If you are a smoker, have a history of smoking or have even quit smoking within the past 15 years, the following information may pertain you.

The U.S. Preventive Services Task Force has issued a final recommendation on Screening for Lung Cancer. This applies to adults who have no signs or symptoms of lung cancer but who are at high risk for developing the disease because of their age and heavy-smoking history. A heavy smoker is classified as one who has a 30-pack year smoking history, meaning one who has smoked one pack of cigarettes per day, per year for 30 years, or two packs per day for 15 years.

The U.S. Preventive Services Task Force recommends annual screenings for lung cancer with low-dose computer tomography, also known as low-dose CT scan, for individuals who:

  • are between 55 and 80, and
  • have a history of heavy smoking, and
  • are either a current smoker or have quit within the past 15 years.

Low-dose computer tomography is a test which an x-ray machine scans the body and uses low doses of radiation to make a series of detailed pictures of the lungs.

The screening is not new but until recently Medicare and private insurance did not cover the cost of the screening.
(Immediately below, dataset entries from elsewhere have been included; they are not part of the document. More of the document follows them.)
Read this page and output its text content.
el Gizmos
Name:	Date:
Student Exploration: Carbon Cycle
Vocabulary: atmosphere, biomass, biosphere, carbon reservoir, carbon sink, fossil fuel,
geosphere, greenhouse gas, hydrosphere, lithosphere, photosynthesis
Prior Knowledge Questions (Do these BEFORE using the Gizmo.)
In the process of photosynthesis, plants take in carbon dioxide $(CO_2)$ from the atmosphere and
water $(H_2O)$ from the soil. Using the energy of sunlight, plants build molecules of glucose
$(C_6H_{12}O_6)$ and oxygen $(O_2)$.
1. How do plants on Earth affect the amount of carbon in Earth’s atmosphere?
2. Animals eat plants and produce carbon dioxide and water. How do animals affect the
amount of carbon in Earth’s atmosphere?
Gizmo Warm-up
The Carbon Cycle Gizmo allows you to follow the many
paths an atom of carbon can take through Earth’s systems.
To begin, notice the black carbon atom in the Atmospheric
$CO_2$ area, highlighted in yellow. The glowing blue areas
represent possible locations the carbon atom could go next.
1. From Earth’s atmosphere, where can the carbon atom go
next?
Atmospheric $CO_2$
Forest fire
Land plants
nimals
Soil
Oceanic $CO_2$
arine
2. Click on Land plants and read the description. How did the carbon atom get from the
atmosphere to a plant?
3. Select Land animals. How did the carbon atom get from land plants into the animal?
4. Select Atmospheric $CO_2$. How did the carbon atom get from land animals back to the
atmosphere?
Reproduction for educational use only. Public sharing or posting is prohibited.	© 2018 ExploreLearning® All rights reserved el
Under the Affordable Care Act, Mercy will pre-authorize the test and bill either Medicare or private insurance. Insurance coverage varies by company so it’s important to check with the insurance provider to learn what is allowed and covered. If a person does not have insurance, or your insurance will not authorize, the cost of the screening is $150.

The low-dose CT scan for lung cancer screening must be ordered by a physician, so it’s important you make an appointment to discuss your qualifications and the risks of the screening with your doctor.

Lung cancer is the nation’s leading cause of cancer death. About 85 percent of lung cancers are caused by smoking. The main test used to detect lung cancer is the low-dose computer tomography. The goal of screening for lung cancer is to identify the cancer at an early stage so that it can be successfully treated.